If sabermetric inquiry cannot figure out why major league managers behave, almost to a man, in a certain fashion, that means nothing more or less than a failure of inquiry. And the sabermetrican needs to go back and study the matter further until he understands why. That reason may well end up being wrong. But until you find out what it is, how will you know that?
Many questions currently being discussed among sabermetricians—how to evaluate managers, how bullpens should be organized and used, how often teams should employ defensive shifts—are questions that could greatly benefit from similar amounts of depth. On the subject of shifts in particular, there is very little questioning of why teams line up in the defensive alignment they do. It may be that proponents of radical changes in defensive alignments are correct. But it may be that there’s a lot of hidden wisdom in the way the defense is traditionally aligned, and until you know what that is, you risk losing it altogether.

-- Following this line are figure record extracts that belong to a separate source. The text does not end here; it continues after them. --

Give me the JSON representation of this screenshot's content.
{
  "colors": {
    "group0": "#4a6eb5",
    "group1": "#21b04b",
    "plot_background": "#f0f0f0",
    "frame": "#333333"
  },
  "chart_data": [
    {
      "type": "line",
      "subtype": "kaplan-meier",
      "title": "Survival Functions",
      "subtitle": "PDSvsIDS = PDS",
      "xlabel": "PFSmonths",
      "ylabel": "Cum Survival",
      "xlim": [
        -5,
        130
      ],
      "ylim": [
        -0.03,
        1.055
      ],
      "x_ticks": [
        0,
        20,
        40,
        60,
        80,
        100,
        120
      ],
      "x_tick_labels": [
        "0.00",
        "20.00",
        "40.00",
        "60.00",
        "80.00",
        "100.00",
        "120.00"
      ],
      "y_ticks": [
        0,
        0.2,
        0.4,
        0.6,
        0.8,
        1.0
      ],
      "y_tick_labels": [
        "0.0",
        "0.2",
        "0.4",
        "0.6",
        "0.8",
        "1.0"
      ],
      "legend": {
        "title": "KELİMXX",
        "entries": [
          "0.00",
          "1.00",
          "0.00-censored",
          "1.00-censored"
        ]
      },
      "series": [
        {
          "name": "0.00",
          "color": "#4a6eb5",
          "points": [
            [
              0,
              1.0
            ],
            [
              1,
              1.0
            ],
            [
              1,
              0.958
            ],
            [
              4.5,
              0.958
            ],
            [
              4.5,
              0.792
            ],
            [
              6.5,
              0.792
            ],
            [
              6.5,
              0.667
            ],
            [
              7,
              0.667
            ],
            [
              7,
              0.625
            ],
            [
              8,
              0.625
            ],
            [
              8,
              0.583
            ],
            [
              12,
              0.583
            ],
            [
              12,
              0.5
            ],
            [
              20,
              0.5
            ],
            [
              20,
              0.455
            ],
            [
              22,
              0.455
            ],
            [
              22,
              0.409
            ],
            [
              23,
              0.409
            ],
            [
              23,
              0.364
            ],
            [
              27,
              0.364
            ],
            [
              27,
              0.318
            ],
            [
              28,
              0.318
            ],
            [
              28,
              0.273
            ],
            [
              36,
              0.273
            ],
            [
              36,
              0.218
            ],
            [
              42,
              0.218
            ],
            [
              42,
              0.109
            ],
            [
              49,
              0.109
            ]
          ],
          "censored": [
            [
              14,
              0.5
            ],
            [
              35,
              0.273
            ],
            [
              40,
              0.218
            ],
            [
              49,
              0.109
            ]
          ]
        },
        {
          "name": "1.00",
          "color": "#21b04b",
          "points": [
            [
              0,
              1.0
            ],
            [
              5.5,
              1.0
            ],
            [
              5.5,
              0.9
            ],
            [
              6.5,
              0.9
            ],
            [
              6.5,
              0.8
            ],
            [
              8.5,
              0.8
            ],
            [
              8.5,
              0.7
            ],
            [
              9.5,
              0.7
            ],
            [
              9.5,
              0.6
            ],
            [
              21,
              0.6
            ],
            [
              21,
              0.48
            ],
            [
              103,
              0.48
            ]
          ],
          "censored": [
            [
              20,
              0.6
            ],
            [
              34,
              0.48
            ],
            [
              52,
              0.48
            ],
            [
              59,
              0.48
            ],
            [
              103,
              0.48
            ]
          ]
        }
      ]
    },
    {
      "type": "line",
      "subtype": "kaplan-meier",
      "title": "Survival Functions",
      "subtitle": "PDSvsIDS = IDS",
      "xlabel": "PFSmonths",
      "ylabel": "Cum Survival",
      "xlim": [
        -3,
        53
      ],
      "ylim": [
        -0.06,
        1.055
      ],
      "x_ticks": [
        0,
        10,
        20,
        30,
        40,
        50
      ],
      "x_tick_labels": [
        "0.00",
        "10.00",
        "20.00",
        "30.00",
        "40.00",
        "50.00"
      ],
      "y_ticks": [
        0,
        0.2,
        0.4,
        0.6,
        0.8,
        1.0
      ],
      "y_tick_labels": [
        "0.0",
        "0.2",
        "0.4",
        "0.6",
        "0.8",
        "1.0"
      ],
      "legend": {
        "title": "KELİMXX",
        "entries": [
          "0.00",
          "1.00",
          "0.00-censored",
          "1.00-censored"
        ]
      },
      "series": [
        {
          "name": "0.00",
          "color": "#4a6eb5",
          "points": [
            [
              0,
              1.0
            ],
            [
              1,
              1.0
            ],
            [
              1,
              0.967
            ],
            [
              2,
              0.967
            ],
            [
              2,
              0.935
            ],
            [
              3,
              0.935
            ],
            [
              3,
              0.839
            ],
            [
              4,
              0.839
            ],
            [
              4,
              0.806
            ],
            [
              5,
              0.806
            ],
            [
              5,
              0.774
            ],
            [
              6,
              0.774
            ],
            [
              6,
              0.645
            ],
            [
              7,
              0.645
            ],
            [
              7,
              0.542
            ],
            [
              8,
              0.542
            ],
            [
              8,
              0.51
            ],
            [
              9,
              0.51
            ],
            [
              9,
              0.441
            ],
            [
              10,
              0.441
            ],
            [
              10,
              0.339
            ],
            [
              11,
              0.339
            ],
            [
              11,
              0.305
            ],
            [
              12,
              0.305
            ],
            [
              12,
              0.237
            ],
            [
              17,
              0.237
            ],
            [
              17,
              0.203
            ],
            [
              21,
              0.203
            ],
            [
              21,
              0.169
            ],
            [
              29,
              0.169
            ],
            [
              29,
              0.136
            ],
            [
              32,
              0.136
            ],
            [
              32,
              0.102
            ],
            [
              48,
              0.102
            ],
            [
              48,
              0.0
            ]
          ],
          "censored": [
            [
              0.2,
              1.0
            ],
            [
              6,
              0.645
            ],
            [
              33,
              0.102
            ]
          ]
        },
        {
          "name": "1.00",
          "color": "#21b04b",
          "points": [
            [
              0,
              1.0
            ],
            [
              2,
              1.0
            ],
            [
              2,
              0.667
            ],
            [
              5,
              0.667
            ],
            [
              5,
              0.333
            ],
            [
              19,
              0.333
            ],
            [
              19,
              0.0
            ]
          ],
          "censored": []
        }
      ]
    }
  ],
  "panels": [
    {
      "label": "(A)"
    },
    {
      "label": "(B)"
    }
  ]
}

As an organization, SABR has been only loosely connected with the development of sabermetrics; most of the important work in the field has been done without it. In terms of preserving the game’s history, though, few have done the kind of work SABR has done. (Even in terms of preserving the history of sabermetrics itself, SABR’s archive of its “By The Numbers” newsletter is probably the single greatest record of the work of sabermetricians not named James or Palmer prior to the dawn of the Internet era.)
SABR is an organization with deep roots in history that needs to find ways to be relevant to the here-and-now to survive. Sabermetrics is a field that’s very relevant now but that has underdeveloped roots in history, both its own and the history of what it studies. The two could complement each other beautifully. It remains to be seen whether or not they will.